Margins for the quarter, at 5.6%, were not great, but they were substantially up from last quarter’s 3.3%, supporting our belief that we’re on the mend. We’ve discussed before the fact that we have a number of product improvements and cost reduction initiatives underway in our Industrial segment that will have an increasing effect as we move into “03, and we’re beginning to see some of that margin improvement even in this fourth quarter.
For the year, industrial sales of $253 million were down a little over 3% from last year’s $261 million. The favorable currency effect for the year was not as dramatic as it was in the fourth quarter. It was less than $2 million. Over the year period, the strengthening Euro was offset to some degree by the movement of the Yen. In constant currencies, our sales would have been around $251 million, and about 5% less than last year.

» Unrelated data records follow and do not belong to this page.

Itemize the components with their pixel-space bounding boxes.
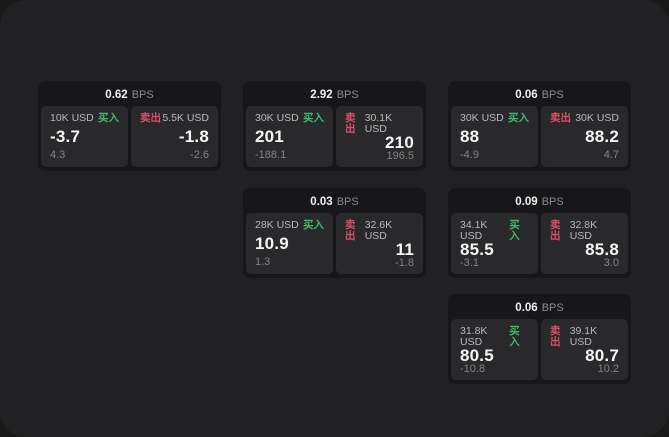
buy-delta: -10.8	[460, 363, 486, 375]
buy-price: -3.7	[50, 127, 81, 147]
sell-panel[interactable]: 卖出 32.6K USD 11 -1.8	[336, 213, 423, 274]
bps-header: 0.03 BPS	[246, 191, 423, 213]
bps-header: 0.06 BPS	[451, 84, 628, 106]
price-panels: 10K USD 买入 -3.7 4.3 卖出 5.5K USD -1.8 -2.…	[41, 106, 218, 167]
sell-panel[interactable]: 卖出 30K USD 88.2 4.7	[541, 106, 628, 167]
quote-card: 0.03 BPS 28K USD 买入 10.9 1.3 卖出 32.6K US…	[243, 188, 426, 278]
buy-size-label: 34.1K USD	[460, 219, 488, 242]
buy-price: 201	[255, 127, 284, 147]
quote-card: 0.62 BPS 10K USD 买入 -3.7 4.3 卖出 5.5K USD…	[38, 81, 221, 171]
sell-size-label: 30.1K USD	[364, 112, 393, 135]
sell-delta: 3.0	[603, 257, 619, 269]
bps-unit-label: BPS	[541, 89, 564, 101]
bps-value: 0.03	[310, 196, 333, 208]
buy-panel[interactable]: 31.8K USD 买入 80.5 -10.8	[451, 319, 538, 380]
quote-card: 2.92 BPS 30K USD 买入 201 -188.1 卖出 30.1K …	[243, 81, 426, 171]
buy-price: 85.5	[460, 240, 494, 259]
buy-size-label: 30K USD	[255, 112, 299, 124]
bps-unit-label: BPS	[131, 89, 154, 101]
quote-card: 0.06 BPS 31.8K USD 买入 80.5 -10.8 卖出 39.1…	[448, 294, 631, 384]
price-panels: 28K USD 买入 10.9 1.3 卖出 32.6K USD 11 -1.8	[246, 213, 423, 274]
sell-price: 80.7	[585, 346, 619, 365]
buy-price: 88	[460, 127, 480, 147]
buy-panel[interactable]: 30K USD 买入 201 -188.1	[246, 106, 333, 167]
sell-side-label: 卖出	[345, 219, 356, 242]
sell-price: 11	[395, 240, 414, 259]
buy-side-label: 买入	[303, 219, 324, 231]
bps-header: 2.92 BPS	[246, 84, 423, 106]
sell-size-label: 30K USD	[575, 112, 619, 124]
bps-header: 0.06 BPS	[451, 297, 628, 319]
sell-delta: -2.6	[190, 149, 209, 161]
buy-side-label: 买入	[508, 112, 529, 124]
sell-size-label: 32.6K USD	[364, 219, 393, 242]
buy-delta: 4.3	[50, 149, 66, 161]
sell-size-label: 39.1K USD	[569, 325, 598, 348]
buy-delta: 1.3	[255, 256, 271, 268]
price-panels: 31.8K USD 买入 80.5 -10.8 卖出 39.1K USD 80.…	[451, 319, 628, 380]
buy-size-label: 31.8K USD	[460, 325, 488, 348]
sell-delta: 10.2	[597, 363, 619, 375]
buy-size-label: 30K USD	[460, 112, 504, 124]
bps-value: 2.92	[310, 89, 333, 101]
sell-side-label: 卖出	[550, 219, 561, 242]
sell-panel[interactable]: 卖出 32.8K USD 85.8 3.0	[541, 213, 628, 274]
sell-panel[interactable]: 卖出 39.1K USD 80.7 10.2	[541, 319, 628, 380]
buy-price: 80.5	[460, 346, 494, 365]
buy-side-label: 买入	[509, 219, 520, 242]
bps-value: 0.06	[515, 302, 538, 314]
sell-panel[interactable]: 卖出 5.5K USD -1.8 -2.6	[131, 106, 218, 167]
price-panels: 30K USD 买入 201 -188.1 卖出 30.1K USD 210 1…	[246, 106, 423, 167]
buy-delta: -3.1	[460, 257, 479, 269]
sell-size-label: 5.5K USD	[162, 112, 209, 124]
sell-price: -1.8	[178, 127, 209, 147]
buy-size-label: 28K USD	[255, 219, 299, 231]
sell-price: 85.8	[585, 240, 619, 259]
buy-panel[interactable]: 10K USD 买入 -3.7 4.3	[41, 106, 128, 167]
bps-value: 0.62	[105, 89, 128, 101]
sell-side-label: 卖出	[550, 112, 571, 124]
sell-size-label: 32.8K USD	[569, 219, 598, 242]
quote-card: 0.06 BPS 30K USD 买入 88 -4.9 卖出 30K USD 8…	[448, 81, 631, 171]
sell-side-label: 卖出	[140, 112, 161, 124]
bps-value: 0.09	[515, 196, 538, 208]
bps-header: 0.62 BPS	[41, 84, 218, 106]
bps-unit-label: BPS	[336, 89, 359, 101]
buy-price: 10.9	[255, 234, 289, 254]
bps-unit-label: BPS	[336, 196, 359, 208]
buy-panel[interactable]: 30K USD 买入 88 -4.9	[451, 106, 538, 167]
buy-size-label: 10K USD	[50, 112, 94, 124]
buy-side-label: 买入	[303, 112, 324, 124]
sell-side-label: 卖出	[345, 112, 356, 135]
bps-unit-label: BPS	[541, 196, 564, 208]
buy-side-label: 买入	[98, 112, 119, 124]
buy-delta: -4.9	[460, 149, 479, 161]
sell-delta: 196.5	[386, 150, 414, 162]
buy-panel[interactable]: 34.1K USD 买入 85.5 -3.1	[451, 213, 538, 274]
quote-card: 0.09 BPS 34.1K USD 买入 85.5 -3.1 卖出 32.8K…	[448, 188, 631, 278]
price-panels: 30K USD 买入 88 -4.9 卖出 30K USD 88.2 4.7	[451, 106, 628, 167]
bps-value: 0.06	[515, 89, 538, 101]
sell-price: 210	[385, 133, 414, 152]
bps-unit-label: BPS	[541, 302, 564, 314]
sell-panel[interactable]: 卖出 30.1K USD 210 196.5	[336, 106, 423, 167]
buy-side-label: 买入	[509, 325, 520, 348]
buy-delta: -188.1	[255, 149, 287, 161]
sell-delta: -1.8	[395, 257, 414, 269]
price-panels: 34.1K USD 买入 85.5 -3.1 卖出 32.8K USD 85.8…	[451, 213, 628, 274]
buy-panel[interactable]: 28K USD 买入 10.9 1.3	[246, 213, 333, 274]
sell-delta: 4.7	[603, 149, 619, 161]
sell-price: 88.2	[585, 127, 619, 147]
sell-side-label: 卖出	[550, 325, 561, 348]
bps-header: 0.09 BPS	[451, 191, 628, 213]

As was the case in the quarter, for the year as a whole, we have some areas where we had nice sales increases. Controls on military vehicles went from $14 million to $25 million, an increase of $11 million. In addition, we had $4 million of sales from our TSS acquisition in Japan, spread over a number of different product lines. However, taking the year as a whole, our overall sales declined by $9 million on the basis of our experience in plastics, turbines and flight simulators.
For the year, our margins turned out to be a disappointing 5.5%, down from 9.1% in ’01, and historical levels in the 10% - 11% range. We believe that we have improvement efforts in work which will bring our Industrial margins up substantially in fiscal ‘03.